Text: Luke 1:5-25Speaker: Mark Rupp

Welcome to the season of Advent. This Sunday marks the beginning, or more aptly, the return to the beginning of a cycle that moves through expectation, arrival, growth and learning, loss and gain, death and resurrection, and the new life we find all along the way. The name Advent comes from the Latin, adventus meaning arrival. It is a season of anticipation and waiting, of watching and preparing. 

And this year we have chosen the theme “Visitations” as a container for these four Sundays leading up to Christmas day. Throughout these weeks, we will be hearing stories of different visitations from Luke’s gospel. Meetings between human and divine, encounters between people both familiar and strange, songs and visions of how we are called to greet the world around us. Advent prepares us for Christmas, a day we celebrate God visiting us in a new way through the baby Jesus, but the many other encounters we have along the way are also opportunities for Divine visitations. In the office this week, we were discussing the theme and someone shared that for them “visitations” brought to mind the practice of offering condolences before a funeral or memorial service. And for someone else, they said “visitations” brought to mind the idea of otherworldly, perhaps strange, visions. 
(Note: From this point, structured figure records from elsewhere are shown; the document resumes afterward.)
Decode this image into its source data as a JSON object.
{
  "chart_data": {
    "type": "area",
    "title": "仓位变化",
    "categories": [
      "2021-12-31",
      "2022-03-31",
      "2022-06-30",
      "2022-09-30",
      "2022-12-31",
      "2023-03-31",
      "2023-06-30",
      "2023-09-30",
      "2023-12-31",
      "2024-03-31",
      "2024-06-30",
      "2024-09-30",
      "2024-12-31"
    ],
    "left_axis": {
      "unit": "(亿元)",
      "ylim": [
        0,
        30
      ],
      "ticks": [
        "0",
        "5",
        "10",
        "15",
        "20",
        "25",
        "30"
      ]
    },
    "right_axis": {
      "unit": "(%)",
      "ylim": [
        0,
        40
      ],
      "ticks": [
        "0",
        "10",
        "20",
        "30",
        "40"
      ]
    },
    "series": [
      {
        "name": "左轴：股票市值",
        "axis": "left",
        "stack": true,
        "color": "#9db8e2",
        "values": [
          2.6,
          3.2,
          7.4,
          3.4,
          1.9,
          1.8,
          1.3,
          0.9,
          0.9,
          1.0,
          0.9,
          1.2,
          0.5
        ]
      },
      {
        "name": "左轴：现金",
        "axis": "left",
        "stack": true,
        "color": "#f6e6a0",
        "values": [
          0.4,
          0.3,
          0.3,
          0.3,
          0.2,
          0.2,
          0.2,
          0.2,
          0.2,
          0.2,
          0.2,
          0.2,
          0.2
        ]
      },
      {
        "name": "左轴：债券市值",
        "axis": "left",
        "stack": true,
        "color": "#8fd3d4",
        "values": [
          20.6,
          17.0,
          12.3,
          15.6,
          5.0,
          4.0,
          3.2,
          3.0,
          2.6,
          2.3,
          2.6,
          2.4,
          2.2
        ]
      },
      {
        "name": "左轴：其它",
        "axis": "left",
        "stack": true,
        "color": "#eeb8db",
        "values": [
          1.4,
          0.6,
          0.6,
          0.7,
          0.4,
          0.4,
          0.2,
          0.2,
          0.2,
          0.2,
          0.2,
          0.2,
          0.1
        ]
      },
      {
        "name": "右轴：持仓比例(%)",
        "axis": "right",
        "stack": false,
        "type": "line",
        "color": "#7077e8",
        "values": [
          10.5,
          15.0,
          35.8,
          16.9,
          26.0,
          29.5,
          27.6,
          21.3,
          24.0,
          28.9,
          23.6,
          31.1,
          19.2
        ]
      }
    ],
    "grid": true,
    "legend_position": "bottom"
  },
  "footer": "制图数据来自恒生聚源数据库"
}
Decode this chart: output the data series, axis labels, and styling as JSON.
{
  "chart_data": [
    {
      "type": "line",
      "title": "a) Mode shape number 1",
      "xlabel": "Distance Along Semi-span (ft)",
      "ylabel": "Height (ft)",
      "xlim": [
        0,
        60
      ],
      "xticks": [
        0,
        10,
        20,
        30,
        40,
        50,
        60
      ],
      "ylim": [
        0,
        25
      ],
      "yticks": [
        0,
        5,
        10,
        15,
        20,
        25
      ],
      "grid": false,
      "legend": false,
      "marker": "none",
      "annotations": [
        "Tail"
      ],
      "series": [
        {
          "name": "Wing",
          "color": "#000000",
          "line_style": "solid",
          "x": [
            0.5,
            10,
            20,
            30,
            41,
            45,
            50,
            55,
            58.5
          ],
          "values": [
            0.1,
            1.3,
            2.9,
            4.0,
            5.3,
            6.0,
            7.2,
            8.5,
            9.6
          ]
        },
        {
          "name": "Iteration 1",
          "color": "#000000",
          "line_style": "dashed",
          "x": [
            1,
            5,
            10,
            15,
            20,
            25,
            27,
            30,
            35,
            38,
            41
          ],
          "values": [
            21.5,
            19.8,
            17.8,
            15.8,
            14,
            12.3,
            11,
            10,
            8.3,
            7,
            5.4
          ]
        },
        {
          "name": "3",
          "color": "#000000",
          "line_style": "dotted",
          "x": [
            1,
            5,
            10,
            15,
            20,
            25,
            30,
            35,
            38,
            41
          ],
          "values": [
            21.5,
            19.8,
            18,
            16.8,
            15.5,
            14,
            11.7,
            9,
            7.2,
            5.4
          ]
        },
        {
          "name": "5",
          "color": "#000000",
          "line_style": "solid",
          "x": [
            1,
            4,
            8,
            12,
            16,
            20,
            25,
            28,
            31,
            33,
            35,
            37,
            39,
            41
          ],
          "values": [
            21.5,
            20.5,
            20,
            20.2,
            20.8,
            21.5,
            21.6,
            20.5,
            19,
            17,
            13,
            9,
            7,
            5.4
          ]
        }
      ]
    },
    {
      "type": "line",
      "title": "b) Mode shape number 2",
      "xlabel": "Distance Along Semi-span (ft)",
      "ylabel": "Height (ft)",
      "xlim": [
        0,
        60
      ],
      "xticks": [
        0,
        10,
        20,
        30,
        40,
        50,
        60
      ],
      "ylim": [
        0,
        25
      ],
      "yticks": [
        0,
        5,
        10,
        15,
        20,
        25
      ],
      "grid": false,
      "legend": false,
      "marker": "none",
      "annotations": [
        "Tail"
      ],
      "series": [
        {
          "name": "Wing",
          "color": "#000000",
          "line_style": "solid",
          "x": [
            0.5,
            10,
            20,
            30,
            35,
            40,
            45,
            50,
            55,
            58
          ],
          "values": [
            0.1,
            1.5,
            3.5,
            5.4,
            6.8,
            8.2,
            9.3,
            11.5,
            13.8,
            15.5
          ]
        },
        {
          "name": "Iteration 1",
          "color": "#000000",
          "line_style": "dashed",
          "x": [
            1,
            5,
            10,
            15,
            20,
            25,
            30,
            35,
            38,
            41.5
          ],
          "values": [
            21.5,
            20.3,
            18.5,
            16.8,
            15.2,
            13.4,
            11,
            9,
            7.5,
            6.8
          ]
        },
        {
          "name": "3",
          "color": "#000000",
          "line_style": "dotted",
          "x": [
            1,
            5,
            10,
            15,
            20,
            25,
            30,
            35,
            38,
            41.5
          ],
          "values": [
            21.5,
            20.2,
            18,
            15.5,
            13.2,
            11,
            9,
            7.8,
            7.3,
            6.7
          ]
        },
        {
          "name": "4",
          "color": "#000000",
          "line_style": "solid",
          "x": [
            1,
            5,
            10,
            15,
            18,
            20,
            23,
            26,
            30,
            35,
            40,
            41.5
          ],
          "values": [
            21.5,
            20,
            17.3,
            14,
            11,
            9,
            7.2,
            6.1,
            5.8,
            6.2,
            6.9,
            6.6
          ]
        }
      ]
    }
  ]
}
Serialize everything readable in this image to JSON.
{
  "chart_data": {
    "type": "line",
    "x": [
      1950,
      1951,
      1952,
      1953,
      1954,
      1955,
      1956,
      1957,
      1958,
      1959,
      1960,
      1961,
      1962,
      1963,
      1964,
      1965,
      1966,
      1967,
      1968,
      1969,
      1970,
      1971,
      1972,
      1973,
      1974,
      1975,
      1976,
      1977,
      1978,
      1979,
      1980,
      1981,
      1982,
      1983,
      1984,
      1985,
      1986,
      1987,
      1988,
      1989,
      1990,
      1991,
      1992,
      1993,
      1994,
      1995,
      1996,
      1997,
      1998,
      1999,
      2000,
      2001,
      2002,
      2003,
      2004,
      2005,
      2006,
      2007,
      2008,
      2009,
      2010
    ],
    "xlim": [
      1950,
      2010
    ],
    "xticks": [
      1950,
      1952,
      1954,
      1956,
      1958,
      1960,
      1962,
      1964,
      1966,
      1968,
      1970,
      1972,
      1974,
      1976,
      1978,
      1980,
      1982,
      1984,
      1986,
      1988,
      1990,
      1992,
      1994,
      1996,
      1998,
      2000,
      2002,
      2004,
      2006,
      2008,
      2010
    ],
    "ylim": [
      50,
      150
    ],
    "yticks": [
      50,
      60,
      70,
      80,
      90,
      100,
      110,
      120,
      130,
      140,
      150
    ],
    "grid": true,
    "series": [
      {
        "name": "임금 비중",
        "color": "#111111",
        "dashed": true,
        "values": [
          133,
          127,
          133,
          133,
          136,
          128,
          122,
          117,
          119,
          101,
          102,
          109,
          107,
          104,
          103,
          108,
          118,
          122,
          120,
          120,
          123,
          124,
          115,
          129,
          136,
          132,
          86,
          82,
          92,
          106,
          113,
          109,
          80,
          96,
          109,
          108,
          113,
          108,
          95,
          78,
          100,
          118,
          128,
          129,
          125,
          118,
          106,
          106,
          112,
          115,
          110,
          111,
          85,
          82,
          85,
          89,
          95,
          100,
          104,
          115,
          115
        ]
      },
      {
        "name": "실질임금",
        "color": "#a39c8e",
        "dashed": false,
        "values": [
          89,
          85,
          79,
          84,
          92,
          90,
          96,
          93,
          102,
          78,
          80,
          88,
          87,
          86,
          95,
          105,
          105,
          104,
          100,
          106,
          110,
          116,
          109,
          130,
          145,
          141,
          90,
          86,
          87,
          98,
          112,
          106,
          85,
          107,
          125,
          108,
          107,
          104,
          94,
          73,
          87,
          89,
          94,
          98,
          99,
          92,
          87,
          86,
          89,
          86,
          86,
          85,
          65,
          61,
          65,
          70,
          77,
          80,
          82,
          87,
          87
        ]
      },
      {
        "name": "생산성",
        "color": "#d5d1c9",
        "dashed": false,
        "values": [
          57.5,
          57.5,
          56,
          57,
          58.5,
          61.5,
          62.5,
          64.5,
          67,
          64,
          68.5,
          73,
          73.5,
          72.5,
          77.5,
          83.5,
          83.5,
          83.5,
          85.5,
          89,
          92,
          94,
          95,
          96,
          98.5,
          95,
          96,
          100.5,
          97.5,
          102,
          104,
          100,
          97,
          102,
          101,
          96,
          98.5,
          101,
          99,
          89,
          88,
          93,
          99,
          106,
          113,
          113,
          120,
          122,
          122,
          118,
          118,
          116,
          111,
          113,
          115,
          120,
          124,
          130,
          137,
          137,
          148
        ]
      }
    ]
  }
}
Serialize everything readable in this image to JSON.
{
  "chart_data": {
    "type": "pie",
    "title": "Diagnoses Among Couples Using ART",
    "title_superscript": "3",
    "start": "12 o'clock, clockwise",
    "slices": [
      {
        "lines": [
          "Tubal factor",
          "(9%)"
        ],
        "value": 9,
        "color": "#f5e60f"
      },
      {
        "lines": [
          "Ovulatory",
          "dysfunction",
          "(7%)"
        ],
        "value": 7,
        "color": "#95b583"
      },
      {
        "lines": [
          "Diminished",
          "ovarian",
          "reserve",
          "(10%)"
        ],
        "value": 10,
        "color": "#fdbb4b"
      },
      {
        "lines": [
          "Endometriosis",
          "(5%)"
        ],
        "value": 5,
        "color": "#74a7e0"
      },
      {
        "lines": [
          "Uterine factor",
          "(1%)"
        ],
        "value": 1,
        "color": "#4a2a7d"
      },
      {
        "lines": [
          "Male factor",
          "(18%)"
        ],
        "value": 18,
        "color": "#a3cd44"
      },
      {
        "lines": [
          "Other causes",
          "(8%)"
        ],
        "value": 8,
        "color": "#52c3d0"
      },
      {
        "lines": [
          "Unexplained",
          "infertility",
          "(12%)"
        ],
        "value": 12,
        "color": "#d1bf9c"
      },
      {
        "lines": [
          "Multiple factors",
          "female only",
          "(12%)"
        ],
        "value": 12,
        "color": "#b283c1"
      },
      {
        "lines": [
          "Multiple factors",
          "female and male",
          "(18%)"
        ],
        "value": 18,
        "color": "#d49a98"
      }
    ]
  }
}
Visitations come in all shapes and sizes: welcome and unwelcome, comforting and discomforting, surprising and mundane, reorienting and disruptive; some brimming with hope and joy while others filled with sorrow and pain. In all of these, the enduring question for us is where and how we find the presence of God, even in those encounters that feel removed from the sacred, when God feels hidden or when the blessings of the dark have yet to reveal themselves.